Salceda identified three key promising service subsectors that could be “resilient to artificial intelligence.”

“First, our tourism sector remains a sunrise sector. Tourism, being a “face-to-face” industry, is resilient to artificial intelligence. Among the ASEAN-6, we still have the fewest tourist arrivals even in 2019 or pre-pandemic figures. We can certainly do better.”

“Second, our healthcare sector, while lacking in its aggregate quality, contains some of the best hospitals in the region. We also have a reputation for having topnotch nurses.
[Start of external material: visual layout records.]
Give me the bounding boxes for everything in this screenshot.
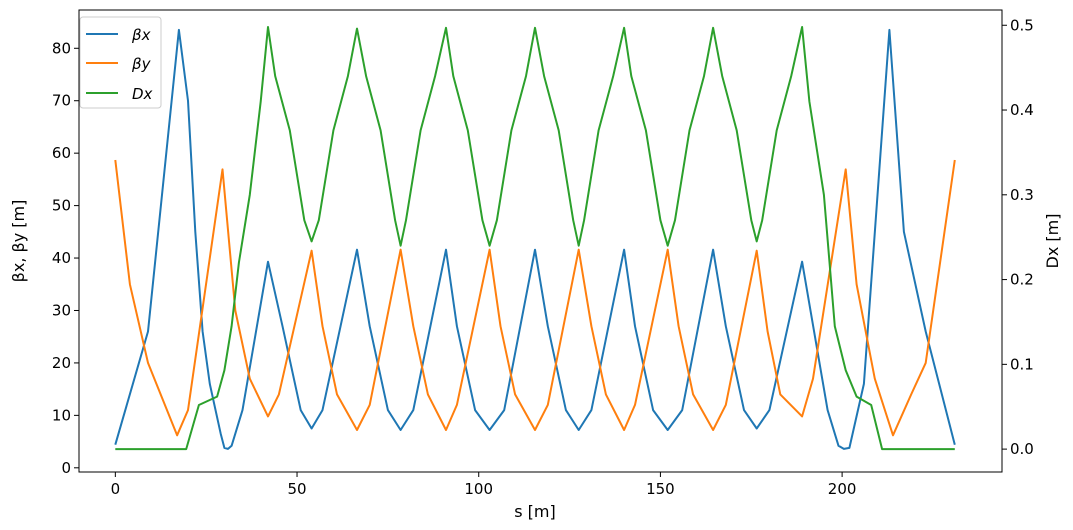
right-y-tick-label: 0.2: [1010, 271, 1034, 289]
legend-label-beta-y: βy: [131, 55, 152, 73]
series-line-D-x: [115, 26, 955, 451]
plot-lines: [114, 26, 956, 451]
x-tick-label: 100: [464, 480, 493, 498]
legend-label-beta-x: βx: [131, 26, 151, 44]
x-tick-label: 50: [287, 480, 306, 498]
right-y-axis-label: Dx [m]: [1043, 214, 1062, 269]
right-y-axis: 0.0 0.1 0.2 0.3 0.4 0.5: [1002, 16, 1034, 458]
x-axis: 0 50 100 150 200: [111, 472, 857, 498]
series-line-beta-x: [114, 28, 956, 450]
legend-box: [79, 16, 162, 109]
right-y-tick-label: 0.3: [1010, 186, 1034, 204]
left-y-axis: 0 10 20 30 40 50 60 70 80: [52, 39, 79, 477]
left-y-axis-label: βx, βy [m]: [9, 200, 28, 283]
legend-label-d-x: Dx: [132, 85, 153, 103]
right-y-tick-label: 0.1: [1010, 355, 1034, 373]
left-y-tick-label: 30: [52, 301, 71, 319]
left-y-tick-label: 40: [52, 249, 71, 267]
x-tick-label: 150: [646, 480, 675, 498]
right-y-tick-label: 0.5: [1010, 16, 1034, 34]
x-axis-label: s [m]: [514, 502, 556, 521]
x-tick-label: 200: [828, 480, 857, 498]
right-y-tick-label: 0.4: [1010, 101, 1034, 119]
plot-frame: [78, 9, 1003, 473]
left-y-tick-label: 10: [52, 406, 71, 424]
series-line-beta-y: [114, 159, 956, 437]
right-y-tick-label: 0.0: [1010, 440, 1034, 458]
left-y-tick-label: 80: [52, 39, 71, 57]
left-y-tick-label: 20: [52, 354, 71, 372]
legend: βx βy Dx: [79, 16, 162, 109]
left-y-tick-label: 0: [61, 459, 71, 477]
left-y-tick-label: 70: [52, 92, 71, 110]
left-y-tick-label: 60: [52, 144, 71, 162]
x-tick-label: 0: [111, 480, 121, 498]
left-y-tick-label: 50: [52, 197, 71, 215]
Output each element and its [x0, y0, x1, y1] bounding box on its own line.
The Philippines certainly has a future in medical tourism – but we must be prepared to make the necessary changes, including expedited visa for those seeking treatment and their families and allowing foreign doctors more leeway to operate in the country.”

“Third, our education sector, again while suffering from aggregate deficiencies, has some of the best universities in the region. The University of the Philippines usually ranks among the ten best universities in the region, while our top private universities are recognized as among the best in certain areas of study, including English.”

“We are already an educational destination for countries like Japan, Korea, China, and India, and increasingly, for countries like Nepal and Pakistan. The President is right to emphasize the need to strengthen our edge in English education. We have a future in this service subsector.”